How the South Won the Civil War
Oligarchy, Democracy, and the Continuing Fight for the Soul of America
Heather Cox Richardson
Heather Richardson has long been fascinated by the history of the Republican Party. Her last book, To Make Men Free, was hailed as essential reading for understanding American politics after the 2016 election and she is a frequent resource for the media, for the historical context she brings to the current political churning.
In How the South Won the Civil War: Oligarchy, Democracy, and the Continuing Fight for the Soul of America, Heather draws a direct line between the ideology of modern Movement Conservatives who have battled the consensus that the government’s role is to protect the most vulnerable citizens, and the ideas that led southern slaveholders to attack the American government. In doing so, she turns to the history of the western United States to explain what happened in the aftermath of a war that seemed to have established a permanent commitment to equality of opportunity.

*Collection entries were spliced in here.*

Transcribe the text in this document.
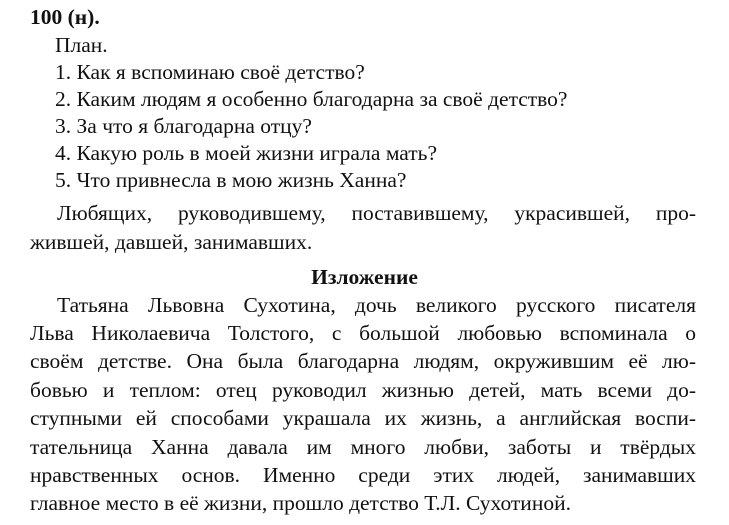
100 (н).
План.
1. Как я вспоминаю своё детство?
2. Каким людям я особенно благодарна за своё детство?
3. За что я благодарна отцу?
4. Какую роль в моей жизни играла мать?
5. Что привнесла в мою жизнь Ханна?
Любящих, руководившему, поставившему, украсившей, про-
жившей, давшей, занимавших.
Изложение
Татьяна Львовна Сухотина, дочь великого русского писателя
Льва Николаевича Толстого, с большой любовью вспоминала о
своём детстве. Она была благодарна людям, окружившим её лю-
бовью и теплом: отец руководил жизнью детей, мать всеми до-
ступными ей способами украшала их жизнь, а английская воспи-
тательница Ханна давала им много любви, заботы и твёрдых
нравственных основ. Именно среди этих людей, занимавших
главное место в её жизни, прошло детство Т.Л. Сухотиной.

She acknowledges that the conflict between a hierarchical society and one based in equality is a battle that has confronted the country from its founding. Equality’s champions may have won the Civil War, but expansion of the country into the west complicated the Republican Party’s commitment to that principle. As the party shifted its allegiances and western politicians gained control of government, the reigning ideology came to be alarmingly reminiscent of that of the Southern slaveholders.
This narrative notwithstanding, Heather’s optimism prevails in this book. She sees the country at a critical moment, but believes that equality will win out in the end.
Published by Oxford University Press
Praise for How the South Won the Civil War
Heather Cox Richardson explains Goldwater’s crusade and the trajectory of modern conservatism in her masterful How the South Won the Civil War: Oligarchy, Democracy, and the Continuing Fight for the Soul of America. A timely book, it sheds light on what was perhaps the most important political coalition of the 20th century.
— Randall Stephenson, Washington Post
… the seeds of the Southern strategy were sown in the West 100 years earlier, as detailed in a new book by Boston College historian Heather Cox Richardson, How the South Won the Civil War.
— Bruce Bartlett, The New Republic
How the South Won the Civil War, serves as much as a concluding statement as an entry to a conversation about the present…an impressive and expansive look at the historical roots of our modern world with an emphasis on the role of wealth and political power.
— Ashleigh Lawrence-Sanders, Civil War Monitor
A thought-provoking study of the centuries-spanning battle between oligarchy and equality in America.